Whether you’re relaxing in the house or enjoying the outdoors, firewood that pops and sparks isn’t ideal. No one wants embers on the carpet or landing in their lap.
Sassafras contains high levels of sap, so it typically sparks and pops a lot in the fire. If you use this wood indoors, ensure the fireguard is in place. Never leave campfires unattended, or you may have a forest fire on your hands.
Sassafras gives off a lovely aroma during splitting, reminiscent of sipping root beer. Once seasoned, the wood gives off a pleasant but milder, musky, and sweet fragrance.
There is much debate about whether sassafras is safe for use in barbecues, meat smokers, and roasters. Some websites claim it is not suitable for cooking with as the smoke is toxic. However, many firewood forums advise that it adds delicious flavor to pork, beef, and poultry. We haven’t cooked with this firewood at Axe Adviser, so we’ll leave you to decide what to believe.
Note: The USFDA currently prohibits sassafras bark, oil, and safrole as flavorings or food additives. Source.
Sassafras lacks density, so it burns fast and has poor coaling properties. You’ll need to add more logs to keep the heat intensity up. Sassafras will make decent firewood if you’re happy to feed the fire all night.
Once sassafras logs burn, they tend to leave a lot of ashes. That means more cleaning up the next day.
7. Creosote build-up
Any firewood will produce creosote as it burns. This black substance coats the chimney’s inside. Left long enough, it will cause blockages and could result in unwanted fires.
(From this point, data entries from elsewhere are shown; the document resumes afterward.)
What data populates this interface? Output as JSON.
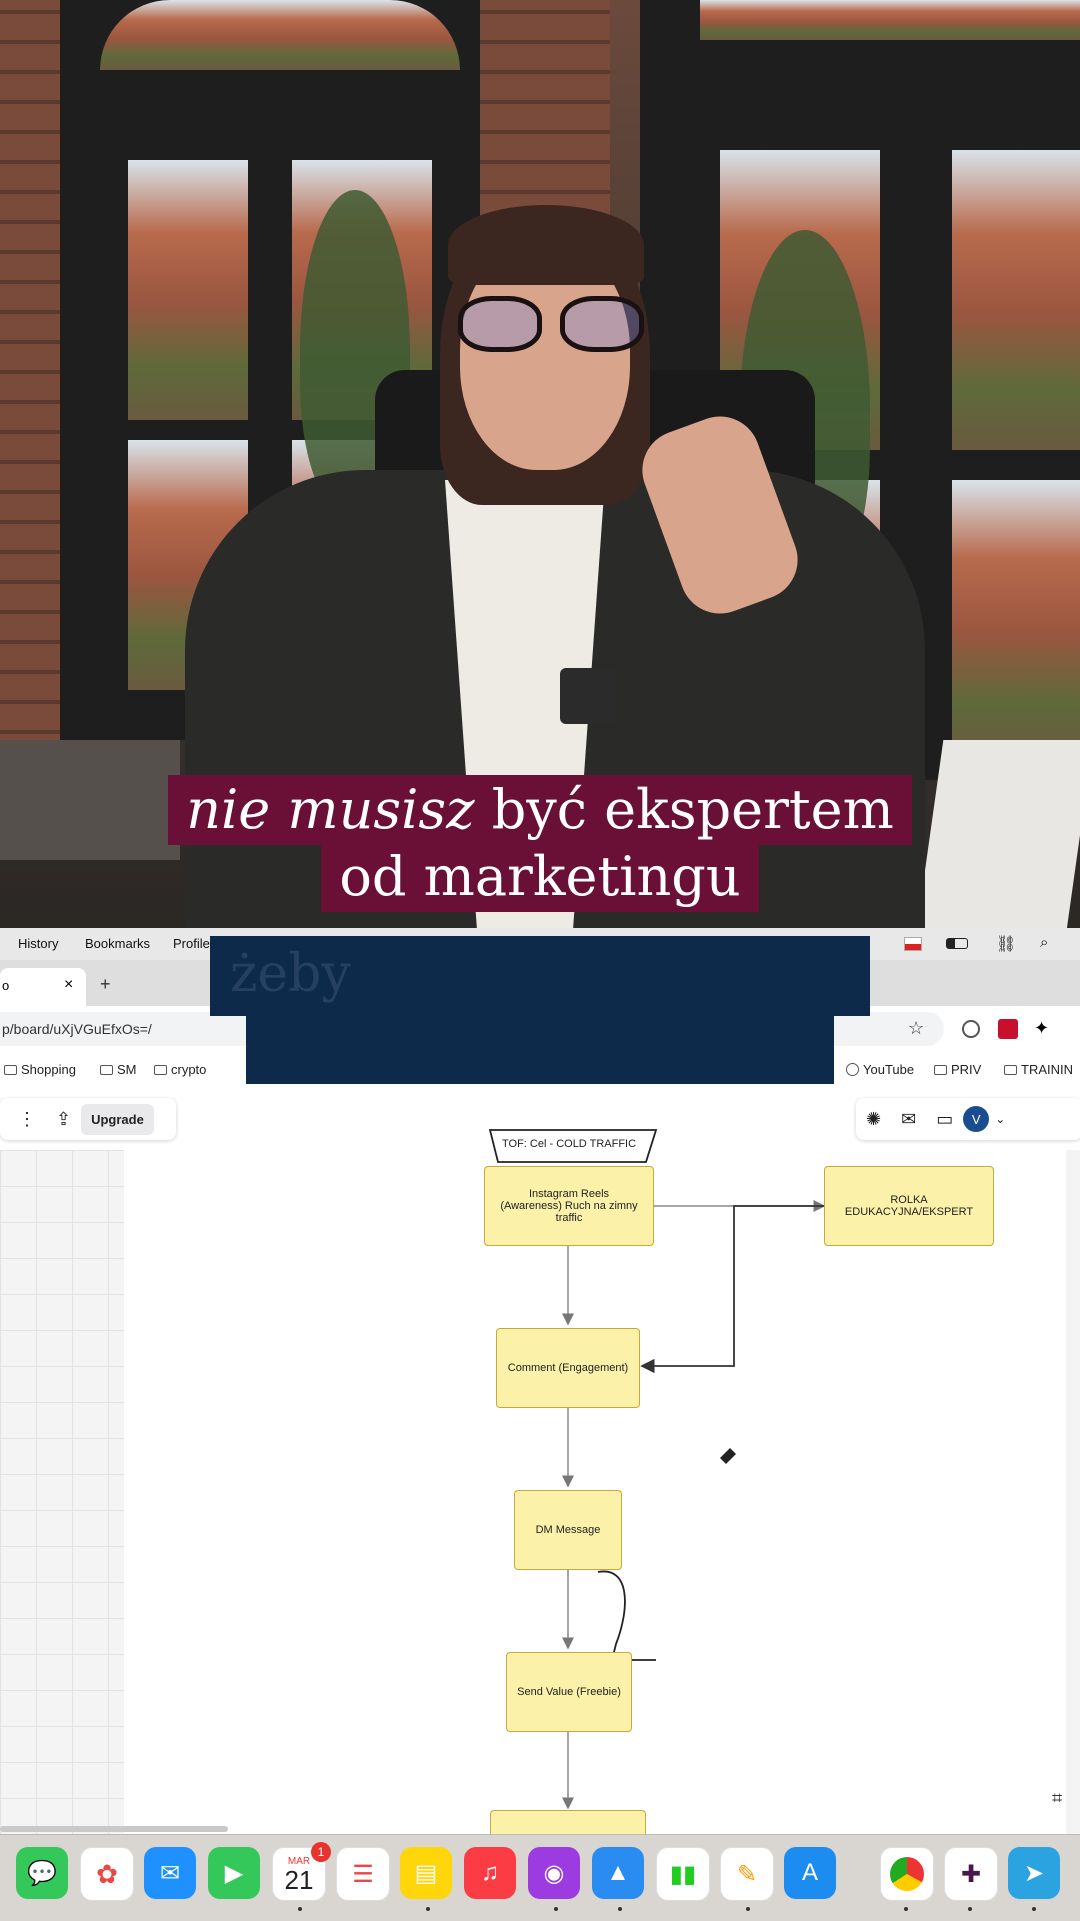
{
  "caption": {
    "line1_italic": "nie musisz",
    "line1_rest": " być ekspertem",
    "line2": "od marketingu",
    "overlay_word": "żeby"
  },
  "menubar": {
    "items": [
      "History",
      "Bookmarks",
      "Profile"
    ]
  },
  "tabs": {
    "active_fragment": "o",
    "close": "×",
    "new": "+"
  },
  "address": {
    "url": "p/board/uXjVGuEfxOs=/",
    "star": "☆"
  },
  "bookmarks": {
    "left": [
      "Shopping",
      "SM",
      "crypto"
    ],
    "right": [
      "YouTube",
      "PRIV",
      "TRAININ"
    ]
  },
  "toolbar": {
    "upgrade_label": "Upgrade",
    "avatar_letter": "V"
  },
  "diagram": {
    "title": "TOF: Cel - COLD TRAFFIC",
    "nodes": {
      "reels": "Instagram Reels (Awareness) Ruch na zimny traffic",
      "rolka": "ROLKA EDUKACYJNA/EKSPERT",
      "comment": "Comment (Engagement)",
      "dm": "DM Message",
      "value": "Send Value (Freebie)"
    }
  },
  "dock": {
    "calendar_month": "MAR",
    "calendar_day": "21",
    "calendar_badge": "1"
  },
  "colors": {
    "caption_bg": "#6a0f36",
    "overlay_bg": "#0d2a4b",
    "node_fill": "#fbf1a9",
    "node_border": "#c7a93a"
  }
}
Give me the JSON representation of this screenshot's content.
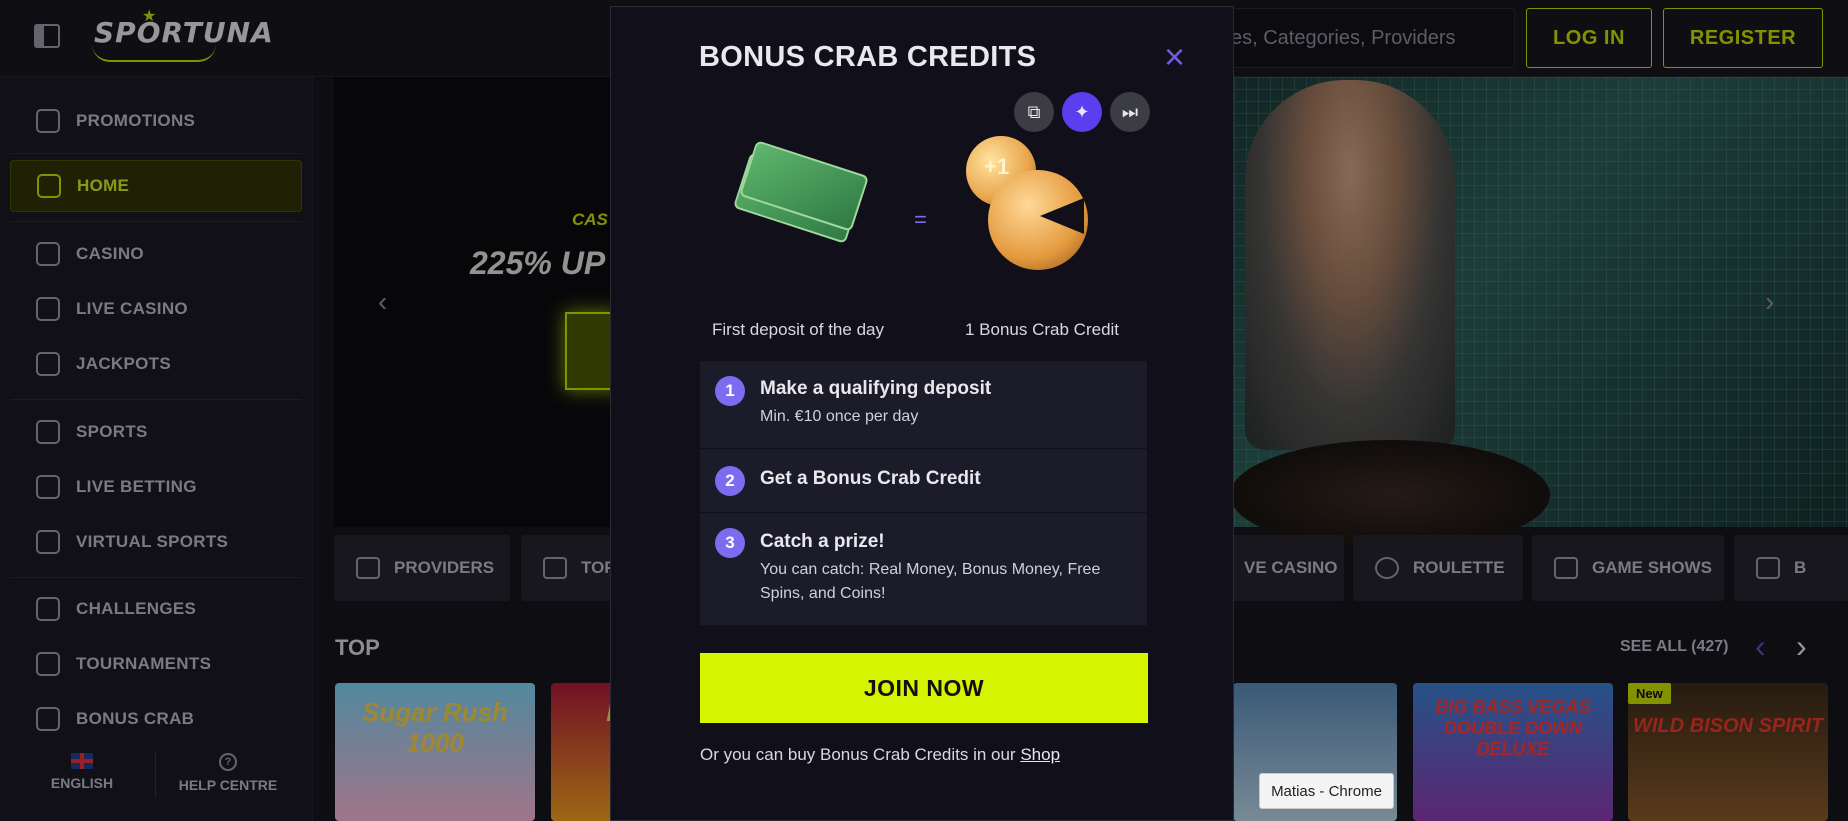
{
  "header": {
    "logo_text": "SPORTUNA",
    "search_placeholder": "es, Categories, Providers",
    "login_label": "LOG IN",
    "register_label": "REGISTER"
  },
  "sidebar": {
    "items": [
      {
        "label": "PROMOTIONS",
        "icon": "gift-icon"
      },
      {
        "label": "HOME",
        "icon": "home-icon",
        "active": true
      },
      {
        "label": "CASINO",
        "icon": "cards-icon"
      },
      {
        "label": "LIVE CASINO",
        "icon": "live-card-icon"
      },
      {
        "label": "JACKPOTS",
        "icon": "jackpot-icon"
      },
      {
        "label": "SPORTS",
        "icon": "soccer-ball-icon"
      },
      {
        "label": "LIVE BETTING",
        "icon": "video-icon"
      },
      {
        "label": "VIRTUAL SPORTS",
        "icon": "gamepad-icon"
      },
      {
        "label": "CHALLENGES",
        "icon": "medal-icon"
      },
      {
        "label": "TOURNAMENTS",
        "icon": "podium-icon"
      },
      {
        "label": "BONUS CRAB",
        "icon": "crab-icon"
      }
    ],
    "language_label": "ENGLISH",
    "help_label": "HELP CENTRE"
  },
  "hero": {
    "kicker": "CAS",
    "headline": "225% UP"
  },
  "categories": [
    {
      "label": "PROVIDERS",
      "icon": "layers-icon"
    },
    {
      "label": "TOP",
      "icon": "crown-icon"
    },
    {
      "label": "VE CASINO",
      "icon": "live-icon"
    },
    {
      "label": "ROULETTE",
      "icon": "roulette-icon"
    },
    {
      "label": "GAME SHOWS",
      "icon": "microphone-icon"
    },
    {
      "label": "B",
      "icon": "slot-icon"
    }
  ],
  "top_section": {
    "title": "TOP",
    "see_all": "SEE ALL (427)",
    "new_badge": "New",
    "games": [
      "Sugar Rush 1000",
      "BR PIG",
      "BIG BASS VEGAS DOUBLE DOWN DELUXE",
      "WILD BISON SPIRIT"
    ]
  },
  "modal": {
    "title": "BONUS CRAB CREDITS",
    "close_icon": "×",
    "first_caption": "First deposit of the day",
    "equals": "=",
    "coin_label": "+1",
    "second_caption": "1 Bonus Crab Credit",
    "steps": [
      {
        "num": "1",
        "title": "Make a qualifying deposit",
        "desc": "Min. €10 once per day"
      },
      {
        "num": "2",
        "title": "Get a Bonus Crab Credit",
        "desc": ""
      },
      {
        "num": "3",
        "title": "Catch a prize!",
        "desc": "You can catch: Real Money, Bonus Money, Free Spins, and Coins!"
      }
    ],
    "join_label": "JOIN NOW",
    "shop_text": "Or you can buy Bonus Crab Credits in our",
    "shop_link": "Shop"
  },
  "tooltip": "Matias - Chrome",
  "colors": {
    "accent": "#d4f400",
    "purple": "#7c6cf0",
    "background": "#16151d"
  }
}
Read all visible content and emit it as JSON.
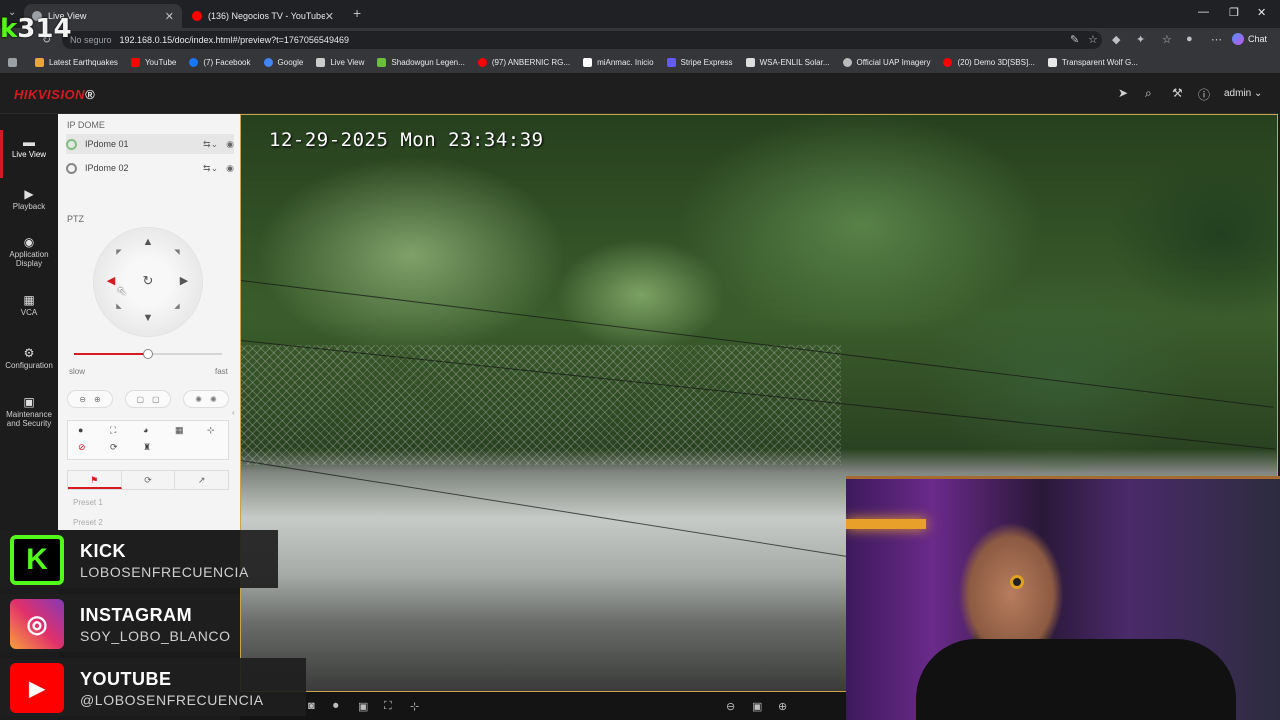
{
  "browser": {
    "tabs": [
      {
        "title": "Live View",
        "active": true
      },
      {
        "title": "(136) Negocios TV - YouTube",
        "active": false
      }
    ],
    "address": {
      "security_label": "No seguro",
      "url": "192.168.0.15/doc/index.html#/preview?t=1767056549469"
    },
    "chat_label": "Chat",
    "bookmarks": [
      {
        "label": "Latest Earthquakes",
        "color": "#e8a63a"
      },
      {
        "label": "YouTube",
        "color": "#ff0000"
      },
      {
        "label": "(7) Facebook",
        "color": "#1877f2"
      },
      {
        "label": "Google",
        "color": "#4285f4"
      },
      {
        "label": "Live View",
        "color": "#cccccc"
      },
      {
        "label": "Shadowgun Legen...",
        "color": "#6bbf3a"
      },
      {
        "label": "(97) ANBERNIC RG...",
        "color": "#ff0000"
      },
      {
        "label": "miAnmac. Inicio",
        "color": "#ffffff"
      },
      {
        "label": "Stripe Express",
        "color": "#635bff"
      },
      {
        "label": "WSA-ENLIL Solar...",
        "color": "#dddddd"
      },
      {
        "label": "Official UAP Imagery",
        "color": "#bbbbbb"
      },
      {
        "label": "(20) Demo 3D[SBS]...",
        "color": "#ff0000"
      },
      {
        "label": "Transparent Wolf G...",
        "color": "#e8e8e8"
      }
    ]
  },
  "app": {
    "brand": "HIKVISION",
    "user": "admin",
    "nav": [
      {
        "label": "Live View",
        "active": true
      },
      {
        "label": "Playback"
      },
      {
        "label": "Application Display"
      },
      {
        "label": "VCA"
      },
      {
        "label": "Configuration"
      },
      {
        "label": "Maintenance and Security"
      }
    ],
    "panel": {
      "group_title": "IP DOME",
      "cameras": [
        "IPdome 01",
        "IPdome 02"
      ],
      "ptz_title": "PTZ",
      "speed_slow": "slow",
      "speed_fast": "fast",
      "speed_level": 0.5,
      "presets": [
        "Preset 1",
        "Preset 2"
      ]
    },
    "osd_timestamp": "12-29-2025 Mon 23:34:39"
  },
  "overlay": {
    "counter": "314",
    "social": [
      {
        "platform": "KICK",
        "handle": "LOBOSENFRECUENCIA",
        "color": "#53fc18"
      },
      {
        "platform": "INSTAGRAM",
        "handle": "SOY_LOBO_BLANCO",
        "color": "#e1306c"
      },
      {
        "platform": "YOUTUBE",
        "handle": "@LOBOSENFRECUENCIA",
        "color": "#ff0000"
      }
    ]
  }
}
Well-seasoned sassafras gives off minimal creosote. You should only need to service the chimney once a year.
How long does it take to season sassafras?
Sassafras is a quick-seasoning type of wood that only requires six months before it is ready to use. We suggest allowing a few months of additional drying time if you live in a wet, cold area.
Tips for seasoning sassafras
Follow these quick and easy suggestions to speed up the time required to dry sassafras.
- Stack in an appropriate location: expedite drying time by avoiding shady areas and positioning the stack’s face towards the wind and sunlight.
- Space the rows: create wood stacks with a small gap between each one to promote air circulation.
- Split the firewood: split the rounds to increase the surface area exposed to wind and sunshine.
- Use a cover: take advantage of a tarp cover or use a wood shed to protect from the elements.
- Elevate the wood: lay the wood on pallets or planks to promote airflow and prevent unwanted moisture, disease, and insects.
Learn more about how to store firewood correctly here.
The pros and cons of burning sassafras
- Easy to split
- Ideal for firewood
- Pleasant fragrance
- Poor coals
- Low BTU output
- Tends to spark
6 fast facts about sassafras trees
- The scientific name for sassafras is Sassafras albidum, a member of the Lauraceae family.
- Trees reach a height of 30-60 feet once matured.
- Its leaves are lobed or oval-shaped; the tree has dark drupes like blueberries and golden yellow flowers in clusters.
- The blossoms smell like root beer in spring.
- Three species native to North America include Sassafras albidum, Sassafras tzumu, and Sassafras randaiense.
- Developing trees have smooth, reddish-brown bark. Once mature, the bark has a pungent aromatic smell and develops furrows and ridges.
- The tree is also known as saloop, cinnamon wood, saxifras, and ague.
The firewood from a sassafras tree provides around 19.5 million BTUs per cord. This is lower than many other hardwoods like maple and oak.
Sassafras is typically easy to split, so it’s worth chopping and using for kindling. It lights much easier than denser hardwoods, so use it to get the fire roaring. Then add slow-burning wood, so you don’t have to keep feeding the fire all night.